La guerre militaire n’est pas forcément le prolongement de la politique

Le déclenchement d’une révolution mondiale devait naître à partir d’une démultiplication des révoltes ouvrières dans les grandes zones industrielles des pays capitalistes les plus vulnérables. La force qui pilotait le devenir de l’URSS ne cherchait pas à privilégier la guerre militaire pour atteindre un tel objectif.

Les gains obtenus à la suite de la défaite de l’Allemagne nazie pouvaient apparaître comme une progression du système socialiste par rapport au système capitaliste. Mais ces acquis territoriaux ne relançaient pas la dynamique révolutionnaire telle qu’elle avait été imaginée par Lénine au début du XXe siècle. Durant la phase de coexistence pacifique, les effets d’annonce de Nikita Khrouchtchev sur la supériorité du modèle de développement socialiste par rapport au modèle capitaliste ne se sont pas concrétisés. La société de consommation occidentale a surpassé les capacités consuméristes du Bloc de l’Est.

A partir de ce constat qui aboutit à la disparition de l’URSS, la Russie a cherché à se réinventer une pensée stratégique pour préserver ses intérêts. Mais encore fallait-il lui trouver un emballage acceptable. Après la guerre froide, les Etats-Unis ont mis en avant qu’ils étaient la seule puissance au monde à pouvoir défendre les valeurs de la démocratie. La Russie dont l’image reste plombée par son passé de régime totalitaire communiste, n’avait pas les mêmes atouts en termes de « storytelling ».

La question centrale de la légitimité

Depuis la chute du mur de Berlin, la recherche de légitimité est le point faible russe. L’objectif de la dénazification mis en avant à propos de « l’opération spéciale » contre l’Ukraine, en est l’illustration. Ce prétexte n’a pas eu de résonance réelle au niveau international. Cette justification morale ne caractérise pas la réalité du rapport de force, même s’il existe en Ukraine des forces extrémistes qui considèrent le Troisième Reich comme un libérateur de l’oppression communiste.  Conscient des limites du prétexte initial, les autorités russes ont fait évoluer leur discours. Vladimir Poutine met désormais en avant la nécessité de défendre la Russie contre la volonté occidentale de l’éliminer en termes de puissance.

Cette justification enregistre aujourd’hui plus d’échos dans la mesure où la tromperie occidentale sur les accords de Minsk (cf. les révélations d’Angela Merkel confirmées par François Hollande) soulève de nombreuses questions sur la finalité de la stratégie de Washington et de Londres dans leur très forte implication dans le dossier ukrainien.

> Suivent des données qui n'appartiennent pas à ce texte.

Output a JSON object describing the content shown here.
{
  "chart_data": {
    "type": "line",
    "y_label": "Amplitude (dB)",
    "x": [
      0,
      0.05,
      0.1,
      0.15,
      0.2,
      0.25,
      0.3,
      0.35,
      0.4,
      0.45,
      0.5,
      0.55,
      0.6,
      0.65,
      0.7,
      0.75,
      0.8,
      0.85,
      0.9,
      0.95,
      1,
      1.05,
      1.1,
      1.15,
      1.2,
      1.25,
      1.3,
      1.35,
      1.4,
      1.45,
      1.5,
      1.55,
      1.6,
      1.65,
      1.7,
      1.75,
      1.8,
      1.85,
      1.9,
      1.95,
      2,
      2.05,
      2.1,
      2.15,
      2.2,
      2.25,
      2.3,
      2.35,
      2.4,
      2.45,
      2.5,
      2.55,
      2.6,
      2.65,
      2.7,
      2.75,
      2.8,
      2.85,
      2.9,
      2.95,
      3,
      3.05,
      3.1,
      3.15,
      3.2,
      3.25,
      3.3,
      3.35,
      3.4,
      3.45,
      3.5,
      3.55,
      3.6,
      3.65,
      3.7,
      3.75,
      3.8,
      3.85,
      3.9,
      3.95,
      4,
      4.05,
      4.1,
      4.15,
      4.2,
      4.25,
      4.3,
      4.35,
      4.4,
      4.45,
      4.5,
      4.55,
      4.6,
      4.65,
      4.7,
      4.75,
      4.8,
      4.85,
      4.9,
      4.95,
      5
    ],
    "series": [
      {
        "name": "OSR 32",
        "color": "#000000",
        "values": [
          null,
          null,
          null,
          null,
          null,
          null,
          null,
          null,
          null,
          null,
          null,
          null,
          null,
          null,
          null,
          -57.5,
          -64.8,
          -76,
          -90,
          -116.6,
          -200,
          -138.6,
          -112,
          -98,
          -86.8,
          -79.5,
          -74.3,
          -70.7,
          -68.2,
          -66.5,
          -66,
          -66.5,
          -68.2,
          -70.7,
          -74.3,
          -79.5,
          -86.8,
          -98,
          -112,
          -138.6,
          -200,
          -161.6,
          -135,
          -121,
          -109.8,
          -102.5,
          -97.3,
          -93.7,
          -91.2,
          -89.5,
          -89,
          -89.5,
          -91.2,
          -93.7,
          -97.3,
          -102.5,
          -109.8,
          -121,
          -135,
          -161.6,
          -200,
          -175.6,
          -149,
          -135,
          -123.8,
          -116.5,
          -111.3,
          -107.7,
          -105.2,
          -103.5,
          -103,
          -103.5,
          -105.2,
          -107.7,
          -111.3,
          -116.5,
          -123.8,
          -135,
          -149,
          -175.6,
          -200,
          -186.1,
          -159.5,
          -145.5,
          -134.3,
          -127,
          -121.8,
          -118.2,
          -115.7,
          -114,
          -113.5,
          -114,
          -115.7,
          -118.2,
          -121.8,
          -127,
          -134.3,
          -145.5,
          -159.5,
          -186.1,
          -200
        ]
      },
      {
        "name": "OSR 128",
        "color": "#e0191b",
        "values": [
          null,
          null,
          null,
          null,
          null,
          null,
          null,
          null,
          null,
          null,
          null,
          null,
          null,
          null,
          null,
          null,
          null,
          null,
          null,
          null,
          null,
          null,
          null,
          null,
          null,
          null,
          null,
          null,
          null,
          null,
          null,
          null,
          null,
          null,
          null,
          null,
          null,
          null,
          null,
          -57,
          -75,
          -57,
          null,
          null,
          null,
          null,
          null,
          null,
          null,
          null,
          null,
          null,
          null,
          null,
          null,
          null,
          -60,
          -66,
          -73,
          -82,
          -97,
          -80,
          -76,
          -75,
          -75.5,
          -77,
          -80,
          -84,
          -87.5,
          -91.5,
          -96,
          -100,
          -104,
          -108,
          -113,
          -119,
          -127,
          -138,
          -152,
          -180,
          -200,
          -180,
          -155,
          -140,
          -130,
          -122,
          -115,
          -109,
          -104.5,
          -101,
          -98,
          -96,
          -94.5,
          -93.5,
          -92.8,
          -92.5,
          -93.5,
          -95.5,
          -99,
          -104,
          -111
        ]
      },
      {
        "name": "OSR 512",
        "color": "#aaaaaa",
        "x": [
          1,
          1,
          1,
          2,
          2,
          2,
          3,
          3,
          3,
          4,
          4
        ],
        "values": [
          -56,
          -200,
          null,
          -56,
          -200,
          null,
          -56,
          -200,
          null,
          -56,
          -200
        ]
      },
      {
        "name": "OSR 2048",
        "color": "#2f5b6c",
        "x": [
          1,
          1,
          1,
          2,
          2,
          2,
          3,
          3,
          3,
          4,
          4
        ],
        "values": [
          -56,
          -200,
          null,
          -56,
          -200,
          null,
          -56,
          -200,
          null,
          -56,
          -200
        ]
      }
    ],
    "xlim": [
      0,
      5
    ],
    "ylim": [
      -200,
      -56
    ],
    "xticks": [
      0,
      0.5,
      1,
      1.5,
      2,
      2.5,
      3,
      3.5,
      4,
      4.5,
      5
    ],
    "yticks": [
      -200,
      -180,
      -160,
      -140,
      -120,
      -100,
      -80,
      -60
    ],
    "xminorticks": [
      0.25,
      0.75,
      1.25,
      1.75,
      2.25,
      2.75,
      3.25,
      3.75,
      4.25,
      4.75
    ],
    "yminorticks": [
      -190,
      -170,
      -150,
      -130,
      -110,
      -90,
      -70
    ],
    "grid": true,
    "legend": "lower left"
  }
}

Les biais cognitifs sur la guerre militaire

A partir du moment où la révolution mondiale est devenue une chimère, l’URSS a eu comme priorité principale de préserver ses positions en conservant une approche globale des différents échiquiers. La montée aux extrêmes dans la course aux armement nucléaires et la militarisation des deux Blocs n’ont pas pour autant abouti à privilégier la guerre militaire comme point ultime d’expression de la stratégie. Combien de fois faudra-t-il le rappeler à ceux qui focalisent leur attention sur les opérations de terrain de la guerre en Ukraine ?

L’importance de la finalité de la guerre militaire est pourtant fortement documentée au cours des dernières décennies lorsqu’on s’interroge sur les échecs résultant de victoires militaires :

  • Le renversement du régime des Talibans en 2001 et les vingt années d’implication de forces militaires alliées des Etats-Unis dans un conflit sans fin, aboutit au retour au pouvoir des Talibans en 2021.
  • Le renversement du régime de Saddam Hussein en 2003 a été suivi d’une guerre civile en Irak qui reste dans une situation précaire. Le développement du terrorisme islamique, notamment par le biais des structures telles que Daesh et de des officines affilées, est une des conséquences de cette opération militaire.
  • Le renversement de Kadhafi en 2011 a fragilisé durablement une zone qui est constamment sous la menace d’une guerre intestine entre clans soutenus par des puissances étrangères.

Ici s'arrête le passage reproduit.